Lesson 6 — Search and Extract: From Query to Structured Data

⏱ Est. reading time: 4 min Updated on 5/7/2026

Beyond scraping known URLs, Firecrawl can search the vast internet for information and transform it into precise JSON format.

6.1 Search: Unified Search and Scrape

The Search tool returns not just a list of search results but also automatically scrapes the Markdown content of those results.

Key Parameters:

  • query: Search keywords.
  • limit: Number of results to return.
  • scrapeOptions: Scraping parameters for the result pages (same as Scrape).

Search Operators:

  • Exact Match: "Firecrawl MCP"
  • Exclusion: -deprecated
  • Domain Limit: site:github.com
  • Title Keyword: intitle:tutorial

6.2 Extract: Multi-page Structured Extraction

The Extract tool utilizes LLMs to extract structured data from one or more URLs according to a schema you define.

Example Scenario: Extract pricing info from three competitor pages.

{
  "urls": ["url1", "url2", "url3"],
  "prompt": "Extract product name, monthly price, and key features",
  "schema": {
    "type": "object",
    "properties": {
      "name": { "type": "string" },
      "price": { "type": "string" },
      "features": { "type": "array", "items": { "type": "string" } }
    }
  }
}

6.3 Extract vs Scrape (JSON Format)

You might notice that Scrape also supports jsonOptions. What's the difference?

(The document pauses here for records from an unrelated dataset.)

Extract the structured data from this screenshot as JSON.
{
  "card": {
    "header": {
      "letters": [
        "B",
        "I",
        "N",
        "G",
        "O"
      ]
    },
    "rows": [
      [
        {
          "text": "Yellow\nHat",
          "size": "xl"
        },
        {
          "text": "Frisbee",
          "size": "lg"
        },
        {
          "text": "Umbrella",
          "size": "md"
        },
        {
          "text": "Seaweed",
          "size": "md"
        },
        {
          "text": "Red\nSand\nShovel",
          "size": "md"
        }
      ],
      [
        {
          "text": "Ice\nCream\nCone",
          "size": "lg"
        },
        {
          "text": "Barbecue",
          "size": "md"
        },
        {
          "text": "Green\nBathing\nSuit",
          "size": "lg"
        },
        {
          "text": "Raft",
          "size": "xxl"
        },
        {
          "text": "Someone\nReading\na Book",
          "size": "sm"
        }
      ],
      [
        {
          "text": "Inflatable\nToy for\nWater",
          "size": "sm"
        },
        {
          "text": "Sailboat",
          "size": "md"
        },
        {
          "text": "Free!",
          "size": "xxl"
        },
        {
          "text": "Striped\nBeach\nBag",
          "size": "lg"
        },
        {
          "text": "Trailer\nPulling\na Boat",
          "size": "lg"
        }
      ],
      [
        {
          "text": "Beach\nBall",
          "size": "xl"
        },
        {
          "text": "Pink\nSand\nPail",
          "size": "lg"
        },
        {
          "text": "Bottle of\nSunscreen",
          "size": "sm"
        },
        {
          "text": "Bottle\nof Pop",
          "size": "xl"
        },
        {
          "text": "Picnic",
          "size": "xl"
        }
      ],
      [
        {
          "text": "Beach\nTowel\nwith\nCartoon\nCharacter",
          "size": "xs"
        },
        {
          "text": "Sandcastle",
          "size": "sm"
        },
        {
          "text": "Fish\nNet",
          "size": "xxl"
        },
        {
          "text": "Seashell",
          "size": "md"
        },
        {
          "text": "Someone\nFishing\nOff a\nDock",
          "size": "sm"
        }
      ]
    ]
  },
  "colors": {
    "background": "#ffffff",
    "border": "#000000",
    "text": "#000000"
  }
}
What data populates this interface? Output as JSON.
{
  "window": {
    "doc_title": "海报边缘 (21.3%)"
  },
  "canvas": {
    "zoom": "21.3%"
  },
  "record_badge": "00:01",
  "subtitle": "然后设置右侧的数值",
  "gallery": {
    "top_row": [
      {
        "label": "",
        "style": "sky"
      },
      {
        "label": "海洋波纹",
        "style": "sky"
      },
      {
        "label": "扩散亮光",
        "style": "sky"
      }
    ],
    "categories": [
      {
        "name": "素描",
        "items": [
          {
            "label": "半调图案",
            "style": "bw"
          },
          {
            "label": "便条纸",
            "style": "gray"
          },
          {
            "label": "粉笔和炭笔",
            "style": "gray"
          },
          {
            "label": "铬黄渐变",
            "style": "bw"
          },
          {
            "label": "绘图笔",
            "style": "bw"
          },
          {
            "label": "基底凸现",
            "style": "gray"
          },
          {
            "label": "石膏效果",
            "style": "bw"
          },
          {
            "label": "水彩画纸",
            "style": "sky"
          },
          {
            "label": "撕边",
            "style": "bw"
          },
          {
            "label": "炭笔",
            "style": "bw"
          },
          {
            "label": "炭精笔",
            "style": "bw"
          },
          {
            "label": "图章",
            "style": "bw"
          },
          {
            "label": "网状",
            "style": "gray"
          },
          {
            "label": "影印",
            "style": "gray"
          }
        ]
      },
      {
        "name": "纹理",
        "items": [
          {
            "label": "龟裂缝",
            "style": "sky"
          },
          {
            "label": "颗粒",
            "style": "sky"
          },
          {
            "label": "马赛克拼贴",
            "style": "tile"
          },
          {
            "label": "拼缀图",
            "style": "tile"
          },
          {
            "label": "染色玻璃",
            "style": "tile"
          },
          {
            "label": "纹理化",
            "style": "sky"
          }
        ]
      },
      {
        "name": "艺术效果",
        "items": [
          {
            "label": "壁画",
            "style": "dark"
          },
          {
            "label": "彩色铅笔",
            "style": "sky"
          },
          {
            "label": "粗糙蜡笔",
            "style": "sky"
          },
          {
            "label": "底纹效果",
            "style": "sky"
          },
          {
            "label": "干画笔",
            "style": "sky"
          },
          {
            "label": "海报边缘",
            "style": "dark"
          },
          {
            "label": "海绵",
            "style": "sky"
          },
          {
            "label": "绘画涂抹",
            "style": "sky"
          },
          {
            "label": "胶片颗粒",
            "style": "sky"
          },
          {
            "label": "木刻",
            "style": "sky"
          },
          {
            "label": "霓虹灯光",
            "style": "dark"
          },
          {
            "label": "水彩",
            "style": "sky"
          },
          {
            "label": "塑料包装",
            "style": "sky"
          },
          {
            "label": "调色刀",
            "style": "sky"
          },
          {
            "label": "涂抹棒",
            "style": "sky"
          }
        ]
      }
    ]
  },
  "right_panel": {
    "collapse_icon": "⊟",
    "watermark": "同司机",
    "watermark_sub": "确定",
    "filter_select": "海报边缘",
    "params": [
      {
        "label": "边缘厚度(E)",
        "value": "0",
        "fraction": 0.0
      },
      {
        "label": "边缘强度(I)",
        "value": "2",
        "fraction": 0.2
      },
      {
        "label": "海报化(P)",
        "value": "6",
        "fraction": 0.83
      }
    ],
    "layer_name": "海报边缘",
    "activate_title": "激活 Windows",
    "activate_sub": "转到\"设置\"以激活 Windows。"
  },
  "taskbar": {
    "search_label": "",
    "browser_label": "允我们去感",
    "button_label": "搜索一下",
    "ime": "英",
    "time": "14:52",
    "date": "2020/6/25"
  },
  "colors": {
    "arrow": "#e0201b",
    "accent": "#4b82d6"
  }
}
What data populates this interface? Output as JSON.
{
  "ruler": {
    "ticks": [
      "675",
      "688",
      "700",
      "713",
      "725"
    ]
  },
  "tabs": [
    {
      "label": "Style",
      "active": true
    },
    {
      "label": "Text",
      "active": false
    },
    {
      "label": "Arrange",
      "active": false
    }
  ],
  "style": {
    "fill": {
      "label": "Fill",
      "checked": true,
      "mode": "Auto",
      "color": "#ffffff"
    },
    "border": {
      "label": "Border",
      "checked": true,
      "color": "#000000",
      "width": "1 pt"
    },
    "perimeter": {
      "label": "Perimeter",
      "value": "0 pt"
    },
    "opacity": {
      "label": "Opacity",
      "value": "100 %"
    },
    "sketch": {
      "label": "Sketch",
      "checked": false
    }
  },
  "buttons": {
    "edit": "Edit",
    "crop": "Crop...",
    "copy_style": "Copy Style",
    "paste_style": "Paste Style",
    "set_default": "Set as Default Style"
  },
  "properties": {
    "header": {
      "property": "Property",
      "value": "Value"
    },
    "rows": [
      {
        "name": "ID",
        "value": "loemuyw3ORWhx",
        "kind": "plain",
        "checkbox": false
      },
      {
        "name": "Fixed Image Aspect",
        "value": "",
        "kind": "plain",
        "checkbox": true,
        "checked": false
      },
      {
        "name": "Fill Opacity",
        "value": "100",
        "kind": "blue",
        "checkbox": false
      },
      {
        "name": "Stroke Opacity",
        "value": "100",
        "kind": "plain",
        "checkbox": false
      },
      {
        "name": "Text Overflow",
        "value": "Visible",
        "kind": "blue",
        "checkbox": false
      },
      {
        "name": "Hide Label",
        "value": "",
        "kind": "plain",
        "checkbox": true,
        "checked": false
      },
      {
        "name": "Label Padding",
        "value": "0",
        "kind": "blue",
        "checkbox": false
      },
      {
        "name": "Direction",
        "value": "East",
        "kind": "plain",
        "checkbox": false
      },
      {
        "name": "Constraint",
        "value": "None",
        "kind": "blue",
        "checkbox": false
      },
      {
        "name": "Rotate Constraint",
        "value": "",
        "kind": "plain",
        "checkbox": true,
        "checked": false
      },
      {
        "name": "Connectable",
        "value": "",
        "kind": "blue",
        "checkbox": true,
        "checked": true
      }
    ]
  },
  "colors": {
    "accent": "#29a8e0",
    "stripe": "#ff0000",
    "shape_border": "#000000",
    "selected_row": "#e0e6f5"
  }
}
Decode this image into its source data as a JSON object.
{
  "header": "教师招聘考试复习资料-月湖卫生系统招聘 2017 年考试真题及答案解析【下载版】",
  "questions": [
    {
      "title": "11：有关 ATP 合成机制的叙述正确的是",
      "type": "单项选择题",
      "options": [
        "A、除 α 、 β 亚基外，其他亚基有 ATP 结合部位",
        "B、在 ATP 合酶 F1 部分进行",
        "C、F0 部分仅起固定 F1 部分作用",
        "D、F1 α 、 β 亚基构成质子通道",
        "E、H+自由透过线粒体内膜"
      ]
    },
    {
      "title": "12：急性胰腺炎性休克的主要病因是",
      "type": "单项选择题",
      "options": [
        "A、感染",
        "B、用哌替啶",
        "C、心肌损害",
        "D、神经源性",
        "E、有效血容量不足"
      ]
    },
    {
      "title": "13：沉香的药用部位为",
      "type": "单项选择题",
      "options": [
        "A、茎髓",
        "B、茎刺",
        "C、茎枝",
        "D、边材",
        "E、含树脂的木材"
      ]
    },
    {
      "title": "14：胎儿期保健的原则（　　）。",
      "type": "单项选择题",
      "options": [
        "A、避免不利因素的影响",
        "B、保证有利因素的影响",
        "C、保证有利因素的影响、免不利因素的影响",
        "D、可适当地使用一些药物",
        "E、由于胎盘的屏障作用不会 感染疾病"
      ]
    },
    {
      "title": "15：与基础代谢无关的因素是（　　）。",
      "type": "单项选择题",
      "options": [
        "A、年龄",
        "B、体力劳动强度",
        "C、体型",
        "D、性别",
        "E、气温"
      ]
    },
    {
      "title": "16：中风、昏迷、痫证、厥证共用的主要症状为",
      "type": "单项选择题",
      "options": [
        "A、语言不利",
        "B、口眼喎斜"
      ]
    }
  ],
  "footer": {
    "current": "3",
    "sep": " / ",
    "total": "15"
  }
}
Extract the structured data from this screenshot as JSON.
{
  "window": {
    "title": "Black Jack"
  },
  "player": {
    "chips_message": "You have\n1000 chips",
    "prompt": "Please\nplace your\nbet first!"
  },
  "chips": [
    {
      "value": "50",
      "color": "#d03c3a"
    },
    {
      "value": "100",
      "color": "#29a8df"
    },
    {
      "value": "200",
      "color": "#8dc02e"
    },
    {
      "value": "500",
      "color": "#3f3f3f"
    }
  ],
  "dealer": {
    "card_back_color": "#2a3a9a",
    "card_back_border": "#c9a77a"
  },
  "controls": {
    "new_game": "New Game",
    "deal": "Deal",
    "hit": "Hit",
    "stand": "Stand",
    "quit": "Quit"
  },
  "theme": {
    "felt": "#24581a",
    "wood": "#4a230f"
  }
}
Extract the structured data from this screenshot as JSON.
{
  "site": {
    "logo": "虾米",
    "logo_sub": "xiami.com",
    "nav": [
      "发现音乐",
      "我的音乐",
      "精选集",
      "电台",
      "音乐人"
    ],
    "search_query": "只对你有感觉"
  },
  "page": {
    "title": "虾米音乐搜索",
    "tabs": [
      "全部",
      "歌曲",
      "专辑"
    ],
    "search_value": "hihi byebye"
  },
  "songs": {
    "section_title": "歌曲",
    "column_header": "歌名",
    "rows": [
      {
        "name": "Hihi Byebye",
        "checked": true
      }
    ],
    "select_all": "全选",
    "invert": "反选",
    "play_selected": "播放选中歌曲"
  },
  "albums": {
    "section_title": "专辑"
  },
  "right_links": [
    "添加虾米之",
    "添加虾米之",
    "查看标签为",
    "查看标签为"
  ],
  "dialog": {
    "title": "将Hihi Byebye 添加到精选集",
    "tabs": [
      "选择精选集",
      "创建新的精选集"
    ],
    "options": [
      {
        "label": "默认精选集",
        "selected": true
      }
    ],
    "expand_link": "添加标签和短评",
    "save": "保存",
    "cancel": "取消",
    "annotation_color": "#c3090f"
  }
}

Dimension Extract Scrape (JSON Format)
Input List of URLs Single URL
Primary Goal Batch data collection, comparison Precise structure for a single page
Schema Definition Top-level parameter Nested within jsonOptions

6.4 Practical Tips

  • Precise Filtering: When using Search, combine it with includeDomains or excludeDomains to drastically increase efficiency. For example, search only within official documentation and GitHub.
  • Avoid Token Overflow: When Extracting from multiple pages, keep the Schema concise and only extract the most critical fields.
  • Prompt Optimization: In Extract, a clearly described Prompt is often more effective than a complex Schema in improving AI extraction success rates.